Detective Michael Dressel testified that Baltimore law enforcement have used “sting rays”–devices that track personal cell phone data and location–more than 4,300 times with court orders and an undocumented number of times without them, The Baltimore Sun reports.
“This is scandalous,” Tim Lynch, the Cato Institute’s Director for the Project on Criminal Justice, told The Daily Caller News Foundation. “Police agencies have misled the public about how the stingray devices have been used and how often. We need to find out what has been happening in other cities around the country. FBI officials and police chiefs need to come clean about this.”
The testimony came in a murder case where law enforcement used sting rays to find a phone involved in the alleged murder.

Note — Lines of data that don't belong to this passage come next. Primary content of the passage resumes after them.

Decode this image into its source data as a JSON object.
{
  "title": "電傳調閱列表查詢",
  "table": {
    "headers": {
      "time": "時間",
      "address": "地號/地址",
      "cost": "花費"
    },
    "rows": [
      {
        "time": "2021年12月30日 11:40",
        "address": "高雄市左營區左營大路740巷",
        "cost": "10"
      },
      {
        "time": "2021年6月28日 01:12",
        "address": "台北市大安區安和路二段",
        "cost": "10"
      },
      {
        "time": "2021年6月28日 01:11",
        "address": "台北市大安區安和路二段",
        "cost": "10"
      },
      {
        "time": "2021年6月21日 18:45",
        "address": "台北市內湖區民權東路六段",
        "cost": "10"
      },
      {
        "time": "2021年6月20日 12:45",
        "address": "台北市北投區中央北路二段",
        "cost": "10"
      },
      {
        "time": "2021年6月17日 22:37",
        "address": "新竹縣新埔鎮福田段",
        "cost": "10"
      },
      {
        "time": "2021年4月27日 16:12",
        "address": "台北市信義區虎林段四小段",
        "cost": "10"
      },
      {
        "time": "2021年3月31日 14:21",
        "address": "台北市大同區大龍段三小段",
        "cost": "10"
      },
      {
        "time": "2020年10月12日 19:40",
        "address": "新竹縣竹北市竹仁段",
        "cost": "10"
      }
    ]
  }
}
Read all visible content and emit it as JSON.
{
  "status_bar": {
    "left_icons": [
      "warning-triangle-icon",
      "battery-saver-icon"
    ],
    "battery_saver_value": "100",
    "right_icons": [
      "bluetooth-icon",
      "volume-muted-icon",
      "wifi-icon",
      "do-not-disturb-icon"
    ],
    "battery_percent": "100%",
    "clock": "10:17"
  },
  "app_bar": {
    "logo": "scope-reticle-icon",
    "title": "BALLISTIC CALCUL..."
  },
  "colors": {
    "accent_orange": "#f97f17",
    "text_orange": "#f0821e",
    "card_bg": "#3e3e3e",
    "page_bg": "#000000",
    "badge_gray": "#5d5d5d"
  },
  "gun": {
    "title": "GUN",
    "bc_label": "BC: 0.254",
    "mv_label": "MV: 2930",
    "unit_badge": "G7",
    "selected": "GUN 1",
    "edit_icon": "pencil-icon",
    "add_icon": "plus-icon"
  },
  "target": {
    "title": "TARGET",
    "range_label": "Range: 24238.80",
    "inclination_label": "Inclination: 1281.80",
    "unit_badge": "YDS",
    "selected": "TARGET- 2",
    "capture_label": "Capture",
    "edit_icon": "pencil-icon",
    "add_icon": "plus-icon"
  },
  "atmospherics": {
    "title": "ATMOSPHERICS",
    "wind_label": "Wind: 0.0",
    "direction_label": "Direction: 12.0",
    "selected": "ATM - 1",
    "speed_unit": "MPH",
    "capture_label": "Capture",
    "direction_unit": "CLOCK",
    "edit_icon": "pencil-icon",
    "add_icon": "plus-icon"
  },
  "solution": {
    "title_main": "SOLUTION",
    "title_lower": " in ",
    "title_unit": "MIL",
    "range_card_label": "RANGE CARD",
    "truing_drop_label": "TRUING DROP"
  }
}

Sting rays are devices used by authorities that act like cell phone towers, intercepting cell phone signals that would normally go to cellular towers. This allows authorities to track where you are, usually without a warrant and often even without a court order. Some sting rays can even detect information about your texts, calls and emails.
Local police departments obtain these devices from federal agencies but only on the condition that they keep the entire project entirely hidden from the public. In fact, police often drop charges or offer plea bargains in cases related to sting rays when pressured by defense lawyers or judges to reveal how they work.
In one Florida case, prosecutors who had what seemed an open and shut robbery case offered the defendant a plea bargain when pressured on police’s use of sting rays.
They would rather drop the charge than expose the practice. Because of this, how the devices work and how often they are used is one of law enforcement’s best kept secrets.